FYI we are looking at 5-10M records, a serialised object is 500 to 1000 
bytes and we index approx 20 fields.

Thanks for any advice.
andre

Re: To store or not to store serialized objects in solr

Posted by Markus Jelsma <ma...@buyways.nl>.
Hello Andre,


We have used this approach before. We did keep all our data in a RDBMS but
added serialized objects to the index so we could simply query the record
and display it as is, without any hassle and SQL connections.

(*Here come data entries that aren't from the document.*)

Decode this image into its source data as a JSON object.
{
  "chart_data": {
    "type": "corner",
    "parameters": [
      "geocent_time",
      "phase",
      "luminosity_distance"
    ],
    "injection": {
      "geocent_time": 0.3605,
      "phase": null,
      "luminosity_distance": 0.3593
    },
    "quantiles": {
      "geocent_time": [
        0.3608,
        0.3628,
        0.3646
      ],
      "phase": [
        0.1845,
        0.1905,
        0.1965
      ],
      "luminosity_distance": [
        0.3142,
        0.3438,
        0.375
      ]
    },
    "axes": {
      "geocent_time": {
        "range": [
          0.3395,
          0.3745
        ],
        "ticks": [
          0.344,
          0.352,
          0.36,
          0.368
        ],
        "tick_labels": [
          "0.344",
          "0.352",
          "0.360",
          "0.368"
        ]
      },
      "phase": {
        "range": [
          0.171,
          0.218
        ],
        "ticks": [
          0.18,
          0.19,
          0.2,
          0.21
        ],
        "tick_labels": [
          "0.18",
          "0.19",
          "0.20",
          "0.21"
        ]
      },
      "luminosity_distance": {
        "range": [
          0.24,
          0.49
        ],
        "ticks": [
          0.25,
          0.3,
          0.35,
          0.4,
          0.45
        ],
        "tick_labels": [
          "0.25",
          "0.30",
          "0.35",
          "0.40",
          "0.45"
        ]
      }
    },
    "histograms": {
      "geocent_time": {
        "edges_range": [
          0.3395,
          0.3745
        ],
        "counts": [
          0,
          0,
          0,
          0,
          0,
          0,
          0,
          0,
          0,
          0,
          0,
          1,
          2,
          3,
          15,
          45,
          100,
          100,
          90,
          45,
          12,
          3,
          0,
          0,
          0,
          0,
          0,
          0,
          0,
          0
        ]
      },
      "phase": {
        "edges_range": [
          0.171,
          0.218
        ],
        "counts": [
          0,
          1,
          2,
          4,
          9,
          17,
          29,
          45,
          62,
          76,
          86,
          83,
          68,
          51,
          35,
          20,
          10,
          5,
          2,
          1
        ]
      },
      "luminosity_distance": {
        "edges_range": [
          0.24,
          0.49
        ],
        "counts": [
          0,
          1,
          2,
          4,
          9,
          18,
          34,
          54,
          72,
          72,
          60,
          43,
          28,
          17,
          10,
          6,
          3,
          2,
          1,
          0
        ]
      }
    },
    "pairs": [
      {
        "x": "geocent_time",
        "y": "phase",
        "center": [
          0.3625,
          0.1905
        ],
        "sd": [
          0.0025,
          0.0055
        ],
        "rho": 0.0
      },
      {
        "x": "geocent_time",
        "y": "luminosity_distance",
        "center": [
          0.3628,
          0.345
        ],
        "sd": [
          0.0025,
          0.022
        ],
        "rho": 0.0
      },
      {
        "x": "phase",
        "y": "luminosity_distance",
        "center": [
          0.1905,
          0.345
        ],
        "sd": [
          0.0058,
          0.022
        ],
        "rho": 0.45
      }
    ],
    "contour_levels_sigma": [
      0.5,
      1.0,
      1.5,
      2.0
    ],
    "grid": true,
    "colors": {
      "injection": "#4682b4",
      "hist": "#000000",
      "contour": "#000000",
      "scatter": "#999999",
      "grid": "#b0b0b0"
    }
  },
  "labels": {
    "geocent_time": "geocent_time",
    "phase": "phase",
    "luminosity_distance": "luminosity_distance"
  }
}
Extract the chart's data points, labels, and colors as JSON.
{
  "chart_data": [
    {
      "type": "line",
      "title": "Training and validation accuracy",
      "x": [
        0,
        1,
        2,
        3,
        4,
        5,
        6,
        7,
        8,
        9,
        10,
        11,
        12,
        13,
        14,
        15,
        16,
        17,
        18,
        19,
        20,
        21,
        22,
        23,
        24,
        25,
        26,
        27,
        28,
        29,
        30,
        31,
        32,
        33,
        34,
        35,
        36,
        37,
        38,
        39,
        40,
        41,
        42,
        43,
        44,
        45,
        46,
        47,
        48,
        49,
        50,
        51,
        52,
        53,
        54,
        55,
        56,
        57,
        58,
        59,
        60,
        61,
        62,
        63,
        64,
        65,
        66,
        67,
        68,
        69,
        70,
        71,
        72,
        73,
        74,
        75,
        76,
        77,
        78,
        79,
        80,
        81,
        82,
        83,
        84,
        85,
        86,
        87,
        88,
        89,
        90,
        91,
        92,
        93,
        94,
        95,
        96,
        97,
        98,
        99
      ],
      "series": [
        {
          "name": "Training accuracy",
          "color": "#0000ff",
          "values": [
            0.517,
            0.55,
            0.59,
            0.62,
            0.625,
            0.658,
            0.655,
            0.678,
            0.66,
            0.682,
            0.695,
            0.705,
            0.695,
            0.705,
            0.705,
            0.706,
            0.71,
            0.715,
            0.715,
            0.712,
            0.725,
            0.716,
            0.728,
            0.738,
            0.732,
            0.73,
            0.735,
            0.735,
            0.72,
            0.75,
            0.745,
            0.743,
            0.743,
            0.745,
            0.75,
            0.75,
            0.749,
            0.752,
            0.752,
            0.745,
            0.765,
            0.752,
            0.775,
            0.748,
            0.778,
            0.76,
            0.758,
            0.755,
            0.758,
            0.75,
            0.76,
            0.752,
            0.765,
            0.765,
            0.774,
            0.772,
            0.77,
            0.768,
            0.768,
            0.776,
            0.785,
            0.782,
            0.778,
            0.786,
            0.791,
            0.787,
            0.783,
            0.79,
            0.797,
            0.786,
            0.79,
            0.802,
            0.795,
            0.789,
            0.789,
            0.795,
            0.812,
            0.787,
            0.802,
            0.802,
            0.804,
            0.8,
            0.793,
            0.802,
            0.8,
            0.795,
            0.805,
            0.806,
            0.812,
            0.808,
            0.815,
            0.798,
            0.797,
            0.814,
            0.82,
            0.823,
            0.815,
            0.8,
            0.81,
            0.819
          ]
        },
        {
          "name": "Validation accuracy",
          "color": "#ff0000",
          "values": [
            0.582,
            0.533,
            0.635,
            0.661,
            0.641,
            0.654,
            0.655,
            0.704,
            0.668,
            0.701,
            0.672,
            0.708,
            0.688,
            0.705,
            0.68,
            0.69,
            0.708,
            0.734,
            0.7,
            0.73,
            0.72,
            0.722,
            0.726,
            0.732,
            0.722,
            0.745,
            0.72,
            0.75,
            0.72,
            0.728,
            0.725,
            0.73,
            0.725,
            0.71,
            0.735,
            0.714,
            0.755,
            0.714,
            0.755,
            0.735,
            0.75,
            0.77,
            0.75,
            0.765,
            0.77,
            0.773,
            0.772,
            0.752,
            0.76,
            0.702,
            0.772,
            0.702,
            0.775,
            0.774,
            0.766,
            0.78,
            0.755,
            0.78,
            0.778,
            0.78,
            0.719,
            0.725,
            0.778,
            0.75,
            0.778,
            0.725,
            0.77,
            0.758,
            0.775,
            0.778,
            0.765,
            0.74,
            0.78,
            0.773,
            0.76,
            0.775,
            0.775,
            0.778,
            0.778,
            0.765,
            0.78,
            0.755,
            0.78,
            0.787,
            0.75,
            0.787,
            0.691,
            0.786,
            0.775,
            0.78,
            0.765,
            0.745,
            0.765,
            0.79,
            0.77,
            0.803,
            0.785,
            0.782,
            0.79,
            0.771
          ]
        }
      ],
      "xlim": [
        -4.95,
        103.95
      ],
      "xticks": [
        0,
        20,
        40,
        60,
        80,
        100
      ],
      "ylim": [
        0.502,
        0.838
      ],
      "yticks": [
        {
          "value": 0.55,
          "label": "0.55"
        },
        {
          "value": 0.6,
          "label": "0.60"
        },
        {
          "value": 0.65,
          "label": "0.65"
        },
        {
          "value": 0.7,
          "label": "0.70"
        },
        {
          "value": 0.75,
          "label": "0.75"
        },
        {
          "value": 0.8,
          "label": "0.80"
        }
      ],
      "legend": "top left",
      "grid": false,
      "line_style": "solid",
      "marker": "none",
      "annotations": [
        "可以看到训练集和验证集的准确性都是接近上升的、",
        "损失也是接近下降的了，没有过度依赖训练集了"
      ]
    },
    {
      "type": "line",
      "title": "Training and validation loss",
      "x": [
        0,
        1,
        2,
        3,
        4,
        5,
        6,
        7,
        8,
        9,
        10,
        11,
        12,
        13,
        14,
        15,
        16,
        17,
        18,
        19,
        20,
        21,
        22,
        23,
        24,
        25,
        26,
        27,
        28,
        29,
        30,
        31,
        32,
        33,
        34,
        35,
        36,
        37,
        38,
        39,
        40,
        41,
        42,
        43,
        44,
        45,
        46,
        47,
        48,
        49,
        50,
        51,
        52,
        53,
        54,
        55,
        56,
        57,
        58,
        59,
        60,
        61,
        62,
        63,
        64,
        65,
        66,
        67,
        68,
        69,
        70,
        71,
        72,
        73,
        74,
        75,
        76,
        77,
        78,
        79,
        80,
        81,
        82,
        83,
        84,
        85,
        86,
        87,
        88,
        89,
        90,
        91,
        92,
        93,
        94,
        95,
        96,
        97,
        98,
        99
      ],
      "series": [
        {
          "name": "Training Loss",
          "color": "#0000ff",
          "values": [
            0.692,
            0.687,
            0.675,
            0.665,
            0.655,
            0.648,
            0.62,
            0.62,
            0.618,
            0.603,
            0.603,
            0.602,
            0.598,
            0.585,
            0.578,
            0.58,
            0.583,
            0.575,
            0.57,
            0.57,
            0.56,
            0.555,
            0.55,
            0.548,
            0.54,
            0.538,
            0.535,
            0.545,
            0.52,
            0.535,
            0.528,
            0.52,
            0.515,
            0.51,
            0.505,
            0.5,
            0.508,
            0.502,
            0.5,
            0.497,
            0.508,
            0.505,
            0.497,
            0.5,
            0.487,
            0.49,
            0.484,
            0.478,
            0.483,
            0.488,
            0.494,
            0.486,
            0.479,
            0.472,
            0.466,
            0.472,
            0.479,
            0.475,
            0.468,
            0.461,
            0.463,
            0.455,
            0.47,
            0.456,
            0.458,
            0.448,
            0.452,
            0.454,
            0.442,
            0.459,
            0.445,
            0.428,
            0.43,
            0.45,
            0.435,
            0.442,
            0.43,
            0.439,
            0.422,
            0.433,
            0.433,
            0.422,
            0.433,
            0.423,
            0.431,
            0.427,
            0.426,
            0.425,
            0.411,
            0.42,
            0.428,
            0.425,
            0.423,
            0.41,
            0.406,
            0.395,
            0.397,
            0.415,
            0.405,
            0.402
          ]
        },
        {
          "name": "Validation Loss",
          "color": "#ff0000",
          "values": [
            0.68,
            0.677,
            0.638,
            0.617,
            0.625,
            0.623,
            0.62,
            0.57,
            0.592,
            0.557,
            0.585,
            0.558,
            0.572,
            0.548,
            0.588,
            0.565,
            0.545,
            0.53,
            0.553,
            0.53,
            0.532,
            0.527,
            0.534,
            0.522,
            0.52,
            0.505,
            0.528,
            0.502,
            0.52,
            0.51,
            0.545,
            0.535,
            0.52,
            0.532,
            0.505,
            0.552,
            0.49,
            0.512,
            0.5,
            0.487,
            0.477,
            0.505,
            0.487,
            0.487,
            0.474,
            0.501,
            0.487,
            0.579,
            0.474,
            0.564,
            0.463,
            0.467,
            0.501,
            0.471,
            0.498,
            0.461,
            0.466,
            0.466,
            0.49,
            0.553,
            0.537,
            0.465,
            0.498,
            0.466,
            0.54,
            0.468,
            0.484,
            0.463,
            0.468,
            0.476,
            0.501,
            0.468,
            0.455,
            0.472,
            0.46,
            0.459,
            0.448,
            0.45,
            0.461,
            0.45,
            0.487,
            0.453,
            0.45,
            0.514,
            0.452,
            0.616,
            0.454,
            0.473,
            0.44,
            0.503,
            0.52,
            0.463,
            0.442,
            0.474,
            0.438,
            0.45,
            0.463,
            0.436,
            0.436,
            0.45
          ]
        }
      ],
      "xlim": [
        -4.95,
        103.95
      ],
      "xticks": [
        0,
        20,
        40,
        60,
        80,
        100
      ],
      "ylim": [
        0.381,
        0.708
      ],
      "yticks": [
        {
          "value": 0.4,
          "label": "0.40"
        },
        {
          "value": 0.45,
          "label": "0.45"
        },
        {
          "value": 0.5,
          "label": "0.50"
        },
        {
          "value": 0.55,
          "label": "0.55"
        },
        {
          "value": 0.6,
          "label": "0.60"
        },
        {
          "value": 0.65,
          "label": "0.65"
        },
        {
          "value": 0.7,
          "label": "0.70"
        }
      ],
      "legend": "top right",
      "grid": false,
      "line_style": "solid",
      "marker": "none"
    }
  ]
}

Although storing this data sounds a bit strange, it actually works well
and keeps things a bit simpler.

The performance of querying the index is the same (or with extremely tiny
differences). However, it does take some additional disk space and
transfer time for it to reach your application. On the other hand,
performance would surely be weaker if you would transfer the same data
(although in a not so verbose XML format) and need to connect and query a
SQL server.


Cheers,

Andre Parodi said:
> Hi,
>
> We currently are storing all of our data in sql database and use solr
> for indexing. We get a list of id's from solr and retrieve the data from
>  the db.
>
> We are considering storing all the data in solr to simplify
> administration and remove any synchronisation and are considering the
> following:
>
> 1. storing the data in individual fields in solr (indexed=true,
> store=true) 2. storing the data in a serialized form in a binary field
> in solr  (using google proto buffers or similar) and keep the rest of
> the solr  fields as indexed=true, stored=*false*.
> 3. keep as is. data stored in db and just keep solr fields as
> indexed=true, stored=false
>
> Can anyone provide some advice in terms of performance of the different
> approaches. Are there any obvious pitfalls to option 1 and 2 that i need
>  to be mindful of?
>
> I am thinking option 2 would be the fastest as it would be reading the
> data in one contiguous block. Will be doing some preformance test to
> verify this soon.
>
> FYI we are looking at 5-10M records, a serialised object is 500 to 1000
> bytes and we index approx 20 fields.
>
> Thanks for any advice.
> andre